MEASURE THE FREEDOM OF SPEECH
Now, surely our founding fathers didn’t have the Satanic Temple in mind when they wrote the First Amendment; they were actually thinking of “freedom of denominations” within Christianity: Catholic to Protestant. They were coming from a country whose state church had excessive control over religious expression, including the power and means to persecute dissenters. The First Amendment in America was thus meant to give citizens denominational breathing room, but it’s been expanded to include far more than that. And so in that sense, it did create breathing room for citizens—a whole lot of it. But what might not have been perceived at the time was how breathing room can start to pollute the air itself.
That doesn’t mean the First Amendment is bad. Far from it! But it does mean something we often overlook: we need to measure the freedom of speech, to weigh its worth and consequences for others. When I say “measure,” I don’t mean “limit.” I mean estimate or appraise according to a given criterion. What is that criterion? You probably know my answer to that, as a Bible-believing Christian. Deciding on a criterion for the public is another article . . . or book . . . or series of books.
But the point is, since freedom from is always freedom to, we need to start thinking more earnestly about what standards or values shape something like free speech.
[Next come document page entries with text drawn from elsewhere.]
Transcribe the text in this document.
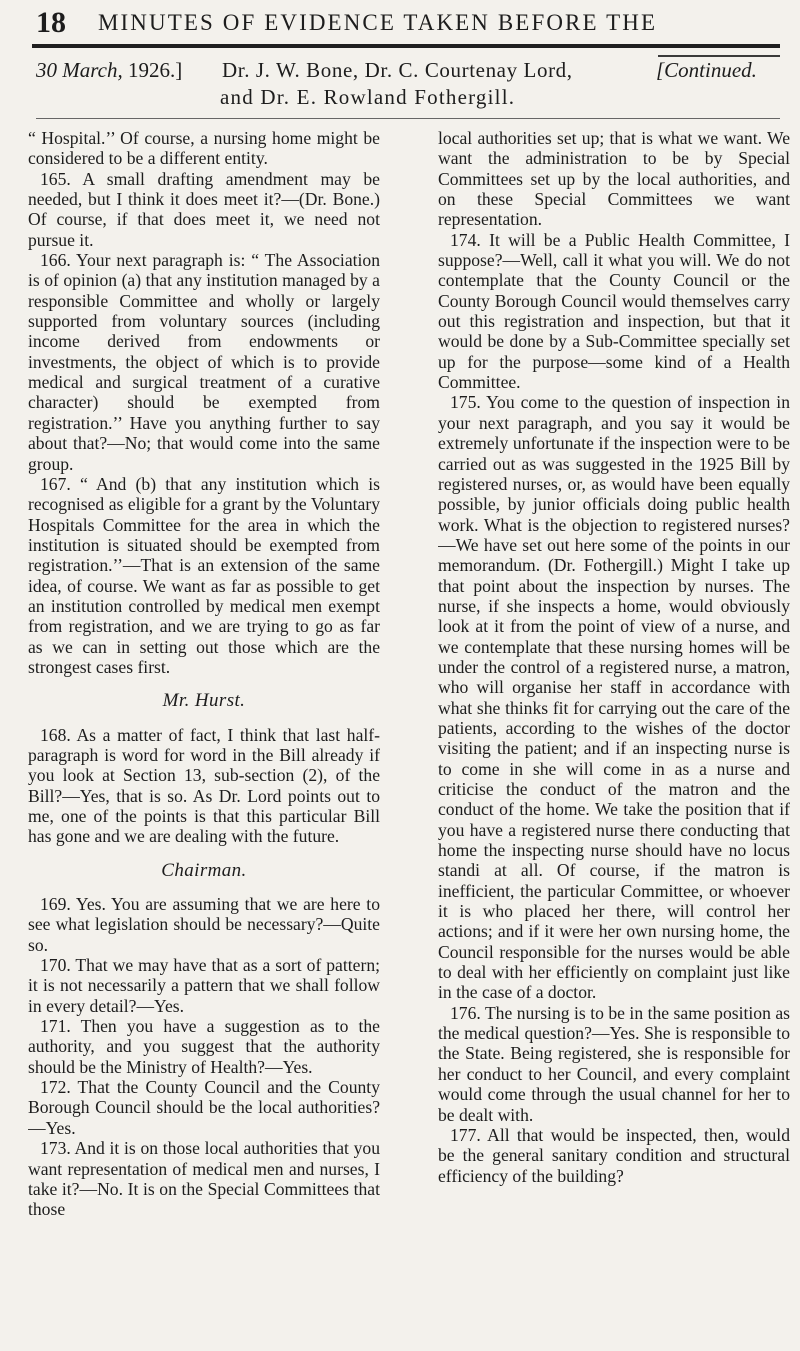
18 MINUTES OF EVIDENCE TAKEN BEFORE THE
30 March, 1926.] Dr. J. W. Bone, Dr. C. Courtenay Lord,	[Continued.
and Dr. E. Rowland Fothergill.

“ Hospital.’’ Of course, a nursing home might be considered to be a different entity.

165. A small drafting amendment may be needed, but I think it does meet it?—(Dr. Bone.) Of course, if that does meet it, we need not pursue it.

166. Your next paragraph is: “ The Association is of opinion (a) that any institution managed by a responsible Committee and wholly or largely supported from voluntary sources (including income derived from endowments or investments, the object of which is to provide medical and surgical treatment of a curative character) should be exempted from registration.’’ Have you anything further to say about that?—No; that would come into the same group.

167. “ And (b) that any institution which is recognised as eligible for a grant by the Voluntary Hospitals Committee for the area in which the institution is situated should be exempted from registration.’’—That is an extension of the same idea, of course. We want as far as possible to get an institution controlled by medical men exempt from registration, and we are trying to go as far as we can in setting out those which are the strongest cases first.

Mr. Hurst.

168. As a matter of fact, I think that last half-paragraph is word for word in the Bill already if you look at Section 13, sub-section (2), of the Bill?—Yes, that is so. As Dr. Lord points out to me, one of the points is that this particular Bill has gone and we are dealing with the future.

Chairman.

169. Yes. You are assuming that we are here to see what legislation should be necessary?—Quite so.

170. That we may have that as a sort of pattern; it is not necessarily a pattern that we shall follow in every detail?—Yes.

171. Then you have a suggestion as to the authority, and you suggest that the authority should be the Ministry of Health?—Yes.

172. That the County Council and the County Borough Council should be the local authorities?—Yes.

173. And it is on those local authorities that you want representation of medical men and nurses, I take it?—No. It is on the Special Committees that those

local authorities set up; that is what we want. We want the administration to be by Special Committees set up by the local authorities, and on these Special Committees we want representation.

174. It will be a Public Health Committee, I suppose?—Well, call it what you will. We do not contemplate that the County Council or the County Borough Council would themselves carry out this registration and inspection, but that it would be done by a Sub-Committee specially set up for the purpose—some kind of a Health Committee.

175. You come to the question of inspection in your next paragraph, and you say it would be extremely unfortunate if the inspection were to be carried out as was suggested in the 1925 Bill by registered nurses, or, as would have been equally possible, by junior officials doing public health work. What is the objection to registered nurses?—We have set out here some of the points in our memorandum. (Dr. Fothergill.) Might I take up that point about the inspection by nurses. The nurse, if she inspects a home, would obviously look at it from the point of view of a nurse, and we contemplate that these nursing homes will be under the control of a registered nurse, a matron, who will organise her staff in accordance with what she thinks fit for carrying out the care of the patients, according to the wishes of the doctor visiting the patient; and if an inspecting nurse is to come in she will come in as a nurse and criticise the conduct of the matron and the conduct of the home. We take the position that if you have a registered nurse there conducting that home the inspecting nurse should have no locus standi at all. Of course, if the matron is inefficient, the particular Committee, or whoever it is who placed her there, will control her actions; and if it were her own nursing home, the Council responsible for the nurses would be able to deal with her efficiently on complaint just like in the case of a doctor.

176. The nursing is to be in the same position as the medical question?—Yes. She is responsible to the State. Being registered, she is responsible for her conduct to her Council, and every complaint would come through the usual channel for her to be dealt with.

177. All that would be inspected, then, would be the general sanitary condition and structural efficiency of the building?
Some are already in place, of course. My free speech cannot cause harm to another human being. But when we’re talking about the moral fabric of a country, its spirit, we will need to go further than negatives. We need more input on what free speech can do versus what it cannot do. And that’s where a world of disagreement erupts. Amidst that disagreement, we need to measure the effects of our freedom of speech, for no speech is truly and utterly free. It always costs someone something.
"No speech is truly and utterly free. It always costs someone something."
What does any of this really mean for us? What difference does it make that a seemingly harmless Satan Club cropped up in a school the next town over? Well, there are lots of things I could say, but I’ll leave you with this: if Satan is in on our First Amendment practice, you can be sure he’s in elsewhere. He’s even in that American call to life, liberty, and the pursuit of happiness. As one theologian wrote, “The devil would love for you to be perfectly happy, so long as you are not holy. He knows happily unholy people rob glory from God and go happily to hell.”[3]
Being happy and speaking freely aren’t as simple as they seem. The devil is in the details, in the motives and the effects. Satan loves the First Amendment for the opposite reasons that we do. For us, it grants breathing room for discussion and perspective. For him, working behind the scenes of souls, it’s the shortest path to self-governance. And that’s always been the anthem of Satan’s nation. If Satan can get people to fully believe that they govern themselves, then he’ll be in the perfect position to have them do exactly what he’s always wanted them to do: destroy each other. For Satan, free speech is a matter of self-governance, as The Satanic Temple states on its website. What they don’t state is what happens when we have a country full of utterly selfish, tiny tyrants: war—in schools, in public engagement, in culture. War everywhere.